Scaling Neural Network Verification with Tensor Parallelism and Fully Sharded Data Parallelism
Pith reviewed 2026-06-27 17:18 UTC · model grok-4.3
The pith
Fully sharded data parallelism on weight matrices produces bitwise-identical verification bounds while cutting baseline memory 80-90%.
A machine-rendered reading of the paper's core claim, the machinery that carries it, and where it could break.
Core claim
FSDP shards only weight matrices with a per-layer AllGather, producing bounds that are bitwise identical to the single-GPU baseline: baseline memory drops by 80-90%, peak memory by 34-39% on wide MLPs.

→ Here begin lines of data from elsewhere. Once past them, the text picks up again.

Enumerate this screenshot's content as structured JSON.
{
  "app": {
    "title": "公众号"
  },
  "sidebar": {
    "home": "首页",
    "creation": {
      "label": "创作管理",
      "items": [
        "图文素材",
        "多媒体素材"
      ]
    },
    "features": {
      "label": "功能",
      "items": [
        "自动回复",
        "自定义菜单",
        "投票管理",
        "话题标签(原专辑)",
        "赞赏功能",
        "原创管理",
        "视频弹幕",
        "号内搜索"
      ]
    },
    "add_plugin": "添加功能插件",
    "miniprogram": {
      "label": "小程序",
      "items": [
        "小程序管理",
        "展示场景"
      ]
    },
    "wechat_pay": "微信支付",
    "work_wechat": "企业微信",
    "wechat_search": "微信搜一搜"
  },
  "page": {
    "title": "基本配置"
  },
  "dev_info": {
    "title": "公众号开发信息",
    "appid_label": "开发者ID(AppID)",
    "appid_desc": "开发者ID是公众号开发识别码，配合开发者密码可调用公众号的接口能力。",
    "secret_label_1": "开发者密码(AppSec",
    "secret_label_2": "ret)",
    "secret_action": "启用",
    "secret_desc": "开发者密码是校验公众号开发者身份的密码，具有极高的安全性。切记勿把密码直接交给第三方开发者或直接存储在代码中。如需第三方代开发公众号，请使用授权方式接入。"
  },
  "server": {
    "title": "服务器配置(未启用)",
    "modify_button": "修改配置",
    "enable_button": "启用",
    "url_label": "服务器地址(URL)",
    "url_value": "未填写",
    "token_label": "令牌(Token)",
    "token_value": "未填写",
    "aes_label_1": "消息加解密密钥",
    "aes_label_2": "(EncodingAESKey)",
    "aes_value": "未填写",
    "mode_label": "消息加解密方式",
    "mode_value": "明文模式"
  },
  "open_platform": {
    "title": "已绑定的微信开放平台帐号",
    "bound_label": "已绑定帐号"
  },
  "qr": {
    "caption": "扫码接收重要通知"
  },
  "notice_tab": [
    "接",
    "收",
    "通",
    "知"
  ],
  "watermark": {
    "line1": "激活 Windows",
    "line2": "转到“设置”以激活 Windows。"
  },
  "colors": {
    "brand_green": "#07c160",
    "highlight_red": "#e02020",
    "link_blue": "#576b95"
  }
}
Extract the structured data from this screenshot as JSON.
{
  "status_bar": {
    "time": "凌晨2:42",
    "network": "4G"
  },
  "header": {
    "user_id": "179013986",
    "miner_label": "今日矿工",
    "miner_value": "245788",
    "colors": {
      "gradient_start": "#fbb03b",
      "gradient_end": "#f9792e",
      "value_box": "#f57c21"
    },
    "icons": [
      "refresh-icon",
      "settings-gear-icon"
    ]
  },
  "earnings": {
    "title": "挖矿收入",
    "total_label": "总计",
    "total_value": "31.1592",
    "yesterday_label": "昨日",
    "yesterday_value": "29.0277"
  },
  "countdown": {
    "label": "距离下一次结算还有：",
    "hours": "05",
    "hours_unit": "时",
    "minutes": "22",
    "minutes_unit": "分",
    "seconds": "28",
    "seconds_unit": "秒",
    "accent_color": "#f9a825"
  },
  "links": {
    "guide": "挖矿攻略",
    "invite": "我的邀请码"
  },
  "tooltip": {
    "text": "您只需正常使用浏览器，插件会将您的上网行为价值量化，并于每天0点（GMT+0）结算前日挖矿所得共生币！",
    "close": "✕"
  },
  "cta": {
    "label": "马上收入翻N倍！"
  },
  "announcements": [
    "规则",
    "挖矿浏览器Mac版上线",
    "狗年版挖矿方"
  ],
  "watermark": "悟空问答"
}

A complete unsat result is obtained for CIFAR-100 ResNet-large under FSDP.
What carries the argument
The per-layer AllGather operation in Fully Sharded Data Parallelism that shards only weight matrices while leaving relaxation coefficients on each device.
If this is right
- FSDP integrates directly with complete verification using beta-CROWN plus branch-and-bound.
- BoundConv convolutional layers remain compatible under the FSDP sharding scheme.
- Tensor parallelism at two GPUs yields approximately 2x peak-memory reduction on MNIST-FC benchmarks.
- Per-neuron alpha tensors become the dominant memory consumer once weights are sharded.
Where Pith is reading between the lines
- Sharding the alpha tensors themselves would be the next logical step to remove the new bottleneck.
- The same FSDP pattern could be applied to other bound-propagation libraries without altering their core relaxation logic.
- Tensor parallelism tightness loss might be mitigated by keeping more intermediate bounds on every device rather than forcing IBP.
Load-bearing premise
The sharding and AllGather steps preserve exact numerical values and overall soundness of bound propagation without introducing drift.
What would settle it
Run the identical verification query once on a single GPU and once under FSDP on multiple GPUs; any bound that differs beyond floating-point error falsifies the claim of bitwise identity.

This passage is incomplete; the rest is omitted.